Con questo Tracce, proviamo a fare un altro passo di un percorso. Nell’ultimo numero ci chiedevamo che cosa permette di far crescere persone in grado di reggere alla confusione di oggi, all’urto di una realtà che si fa così caotica da mettere paura, a volte, e far scattare la voglia di tirarsi indietro. Per rispondere alla grande emergenza educativa, dicevamo, servono luoghi capaci di generare, non rifugi in cui mettersi al riparo dalle onde. E ne indicavamo qualche esempio.
Ora ci spostiamo più in là. Con altre domande. Un “io” che accetta di giocarsi la partita, di uscire nel mare aperto del reale e affrontare senza remore l’intreccio di problemi di cui è fatta la vita – dai grandi scenari politici, che prospettano tempeste in arrivo, ai rapporti quotidiani: i figli, l’ufficio, i colleghi –, quali strumenti ha per non disperdersi? Come fa a essere certo di qualcosa, a conoscere?

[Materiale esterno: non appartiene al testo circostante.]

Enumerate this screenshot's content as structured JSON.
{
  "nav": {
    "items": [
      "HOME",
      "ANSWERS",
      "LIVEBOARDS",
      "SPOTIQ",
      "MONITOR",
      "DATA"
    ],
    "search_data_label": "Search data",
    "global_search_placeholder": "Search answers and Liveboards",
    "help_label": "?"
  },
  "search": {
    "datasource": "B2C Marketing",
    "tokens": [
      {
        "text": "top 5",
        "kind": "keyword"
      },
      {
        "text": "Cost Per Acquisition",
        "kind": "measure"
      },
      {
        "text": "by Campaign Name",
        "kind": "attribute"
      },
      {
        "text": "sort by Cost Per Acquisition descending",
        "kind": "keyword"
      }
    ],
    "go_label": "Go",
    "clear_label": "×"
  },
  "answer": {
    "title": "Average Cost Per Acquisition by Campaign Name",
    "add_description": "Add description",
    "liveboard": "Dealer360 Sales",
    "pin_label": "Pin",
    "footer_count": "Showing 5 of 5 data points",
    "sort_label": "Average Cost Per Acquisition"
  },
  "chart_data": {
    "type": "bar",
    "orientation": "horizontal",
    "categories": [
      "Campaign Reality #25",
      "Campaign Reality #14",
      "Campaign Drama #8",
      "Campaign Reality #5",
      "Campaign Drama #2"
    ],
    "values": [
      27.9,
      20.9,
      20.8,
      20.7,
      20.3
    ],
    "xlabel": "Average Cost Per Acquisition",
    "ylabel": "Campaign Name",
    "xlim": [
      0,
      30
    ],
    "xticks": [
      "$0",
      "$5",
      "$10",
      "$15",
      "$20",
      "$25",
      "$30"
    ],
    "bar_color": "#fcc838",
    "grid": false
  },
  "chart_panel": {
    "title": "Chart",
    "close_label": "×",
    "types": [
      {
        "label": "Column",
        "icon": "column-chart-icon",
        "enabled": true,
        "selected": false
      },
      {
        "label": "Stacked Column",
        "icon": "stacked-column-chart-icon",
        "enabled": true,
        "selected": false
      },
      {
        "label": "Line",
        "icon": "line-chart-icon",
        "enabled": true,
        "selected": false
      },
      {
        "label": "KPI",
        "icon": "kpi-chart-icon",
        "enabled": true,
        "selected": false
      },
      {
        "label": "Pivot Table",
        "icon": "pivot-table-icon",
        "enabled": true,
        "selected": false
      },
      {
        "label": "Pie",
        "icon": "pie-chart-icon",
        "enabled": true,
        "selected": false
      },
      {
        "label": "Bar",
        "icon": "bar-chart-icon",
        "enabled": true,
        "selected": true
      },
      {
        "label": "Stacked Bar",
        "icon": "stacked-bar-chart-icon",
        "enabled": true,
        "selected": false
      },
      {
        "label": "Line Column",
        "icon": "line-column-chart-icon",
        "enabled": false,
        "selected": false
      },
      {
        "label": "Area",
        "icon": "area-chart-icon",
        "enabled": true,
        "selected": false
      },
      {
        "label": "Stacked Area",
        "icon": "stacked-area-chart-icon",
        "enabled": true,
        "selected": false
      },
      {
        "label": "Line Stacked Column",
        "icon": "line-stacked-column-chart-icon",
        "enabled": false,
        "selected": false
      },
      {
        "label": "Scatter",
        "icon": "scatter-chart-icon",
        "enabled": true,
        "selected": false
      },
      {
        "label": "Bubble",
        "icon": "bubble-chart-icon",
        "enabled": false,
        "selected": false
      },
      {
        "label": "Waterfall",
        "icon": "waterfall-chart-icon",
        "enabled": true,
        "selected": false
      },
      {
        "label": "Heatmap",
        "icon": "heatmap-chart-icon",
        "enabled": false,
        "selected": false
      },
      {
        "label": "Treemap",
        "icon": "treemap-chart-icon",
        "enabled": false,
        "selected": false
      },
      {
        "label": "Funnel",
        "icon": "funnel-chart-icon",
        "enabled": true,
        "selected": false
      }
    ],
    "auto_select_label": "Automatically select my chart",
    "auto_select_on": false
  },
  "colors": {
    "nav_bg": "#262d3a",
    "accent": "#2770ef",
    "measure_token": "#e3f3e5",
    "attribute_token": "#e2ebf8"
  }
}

C’è un fatto su cui proprio il caos di oggi regala una certezza inoppugnabile: per conoscere, dati, analisi e teorie non bastano. Se la storia degli ultimi decenni lo aveva mostrato con chiarezza, quella attuale lo conferma senza più ombre di illusioni. Oggi abbiamo a disposizione un oceano di informazioni, letteralmente, e capacità di analizzarle che crescono a ritmi da vertigini. Abbiamo modalità sempre più invasive di raccogliere dati e disponiamo di algoritmi che li elaborano in tempo reale, per dirci con certezza quale volo dobbiamo prendere, che diagnosi potrà firmare il nostro medico o quanti mesi di carcere affibbierà un giudice a un imputato (in certi Paesi è già normale). Insomma, abbiamo informazioni e strumenti di una potenza enorme e per di più, come si usa dire, oggettivi, perché capaci di sterilizzare sempre di più l’incidenza del “fattore umano”.
Eppure, siamo più confusi che mai. Questa “metamorfosi del mondo”, come la chiamava il sociologo Ulrich Beck, ci lascia attoniti e spiazzati. E rilancia proprio quella domanda: cosa vuol dire, oggi, conoscere? E cosa vuol dire farlo da uomini, con una modalità adeguata alle nostre necessità, al nostro bisogno di certezze e di rapporti? E ancora: che contributo può dare il cristianesimo a questa urgenza? Di che diversità parla, per esempio, don Giussani, quando dice che «Giovanni e Andrea, i primi due che si imbatterono in Gesù, proprio seguendo quella persona eccezionale hanno imparato a conoscere diversamente»?
Ecco, in questo numero proviamo a cogliere qualche traccia di risposta. Con il percorso del “Primo piano”, fatto di riflessioni e testimonianze che spaziano dalla grande ricerca scientifica e tecnologica alla vita di ogni giorno. Ma anche con le storie raccontate nella seconda parte del giornale, come il reportage da una comunità che si occupa di disabili puntando tutto sulla loro umanità, la vicenda che ha portato ad allestire un recital della Divina Commedia in uno slum di Nairobi o l’intervista a Valentin Silvestrov, il grande compositore ucraino. Storie in cui il fattore umano della conoscenza emerge in tutta la sua forza. Per aiutarci a capire. E a conoscere.